Зови лекаря, попробовал сказать Альгер, соображая, что правильнее: позволить крови стекать на пол или глотать ее, что плохо для желудка, – но не смог ни сказать, ни понять.

Эбербад за спиной девки закричал отчаянно. Светлая тоже увеличила громкость и торжество стона, так что во дворе или на улице засмеялись и подбадривающе засвистели. Очень недалеко отсюда. Там, оказывается, продолжалась и будет продолжаться нормальная человеческая жизнь. А здесь была только смерть, умеющая счастливо стонать с каменным лицом и по колено в крови.

– Я же говорила, о крови не беспокойся, – странно гнусавым, не идущим ей голосом протянула светлая, ловко нашаривая и выдергивая кошелек Альгера. – Не бойся, у тебя быстро будет. Ты парень неплохой, просто обещание держать не умеешь. Можешь посмотреть, что с плохими бывает.

Она очень горячей рукой подняла и будто подклеила тяжелеющие веки Альгера, встала и подошла к Эбербаду.

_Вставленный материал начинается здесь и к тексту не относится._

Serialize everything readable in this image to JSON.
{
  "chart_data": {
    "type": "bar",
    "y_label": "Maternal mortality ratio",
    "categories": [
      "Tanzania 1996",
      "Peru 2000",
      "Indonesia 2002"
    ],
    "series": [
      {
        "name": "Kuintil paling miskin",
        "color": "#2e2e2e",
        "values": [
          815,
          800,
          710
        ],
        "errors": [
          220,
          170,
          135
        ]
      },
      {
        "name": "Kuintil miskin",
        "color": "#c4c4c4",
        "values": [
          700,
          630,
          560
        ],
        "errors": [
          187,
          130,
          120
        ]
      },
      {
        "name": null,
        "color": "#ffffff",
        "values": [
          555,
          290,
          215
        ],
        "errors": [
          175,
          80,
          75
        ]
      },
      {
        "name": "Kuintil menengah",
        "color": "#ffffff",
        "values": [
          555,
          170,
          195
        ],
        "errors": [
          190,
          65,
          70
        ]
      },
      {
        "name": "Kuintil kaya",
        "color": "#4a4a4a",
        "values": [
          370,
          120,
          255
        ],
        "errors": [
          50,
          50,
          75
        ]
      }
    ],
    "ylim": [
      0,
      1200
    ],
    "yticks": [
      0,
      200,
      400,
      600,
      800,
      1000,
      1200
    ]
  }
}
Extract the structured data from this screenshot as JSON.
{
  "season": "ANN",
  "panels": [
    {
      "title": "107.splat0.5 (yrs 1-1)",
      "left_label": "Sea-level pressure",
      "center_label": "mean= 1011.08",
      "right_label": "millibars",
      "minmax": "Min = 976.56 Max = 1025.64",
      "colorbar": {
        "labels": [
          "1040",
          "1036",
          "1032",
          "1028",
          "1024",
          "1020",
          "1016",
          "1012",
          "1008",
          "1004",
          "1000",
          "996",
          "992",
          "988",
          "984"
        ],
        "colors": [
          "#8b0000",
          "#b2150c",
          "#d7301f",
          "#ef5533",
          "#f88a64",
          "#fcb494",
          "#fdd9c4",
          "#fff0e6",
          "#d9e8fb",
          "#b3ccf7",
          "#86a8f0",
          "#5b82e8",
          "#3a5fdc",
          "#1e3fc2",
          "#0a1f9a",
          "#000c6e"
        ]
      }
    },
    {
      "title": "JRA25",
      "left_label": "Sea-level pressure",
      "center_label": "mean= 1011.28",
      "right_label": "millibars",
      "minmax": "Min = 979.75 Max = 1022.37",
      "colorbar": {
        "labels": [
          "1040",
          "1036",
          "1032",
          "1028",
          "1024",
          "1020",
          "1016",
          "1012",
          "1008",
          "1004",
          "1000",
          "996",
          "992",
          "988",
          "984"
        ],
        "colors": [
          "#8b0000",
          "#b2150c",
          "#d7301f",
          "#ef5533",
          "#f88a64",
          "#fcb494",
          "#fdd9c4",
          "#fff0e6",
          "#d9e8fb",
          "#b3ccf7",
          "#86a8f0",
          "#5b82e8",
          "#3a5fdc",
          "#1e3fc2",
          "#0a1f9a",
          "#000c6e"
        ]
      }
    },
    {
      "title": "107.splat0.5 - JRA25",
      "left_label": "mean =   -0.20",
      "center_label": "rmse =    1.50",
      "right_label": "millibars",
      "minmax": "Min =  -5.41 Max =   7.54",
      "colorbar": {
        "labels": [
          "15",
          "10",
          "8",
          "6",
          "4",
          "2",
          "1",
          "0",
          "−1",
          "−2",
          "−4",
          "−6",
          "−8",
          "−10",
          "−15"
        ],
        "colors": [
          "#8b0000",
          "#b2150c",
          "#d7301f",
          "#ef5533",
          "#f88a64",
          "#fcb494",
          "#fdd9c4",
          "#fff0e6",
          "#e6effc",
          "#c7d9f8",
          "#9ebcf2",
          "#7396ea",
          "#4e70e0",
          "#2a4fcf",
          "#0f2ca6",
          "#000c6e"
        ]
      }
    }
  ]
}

Тот какое-то время пытался сопротивляться, а Альгер какое-то время смотрел, что бывает с плохими. Но оба не успели пожалеть о том, что были недостаточно хорошими.

Последнее время наступает и выходит по собственному усмотрению.

2

Небо было, как всегда, огромным и всеобъемлющим, перечеркивавший небо Гусиный путь остро сиял, как солончак в полдень, сияли и созвездия, названия которых она не знала, поэтому придумывала сама: Стадо жеребят, Лепешка, Котел с Бараньей ногой, Брат и Сестра, – и каждая звездочка была как прокол черной страшной бездны, сквозь который ночью пытается продавиться невероятный жар ночного, спрятанного, но куда более лютого, чем дневное, солнца, чтобы упасть на землю и сжечь ее. Если небу, которое днем и ночью любуется на землю и живущих на ней людей, перестанет нравиться вид, оно позволит ночи затянуться. Тогда ночное солнце сквозь проколы звезд доберется до земли – и наступит Ахыр заман, Последнее время. Но пока небо терпит. Раз за разом приходит рассвет, и дневное солнце выталкивает ночное из дозволенного участка мира.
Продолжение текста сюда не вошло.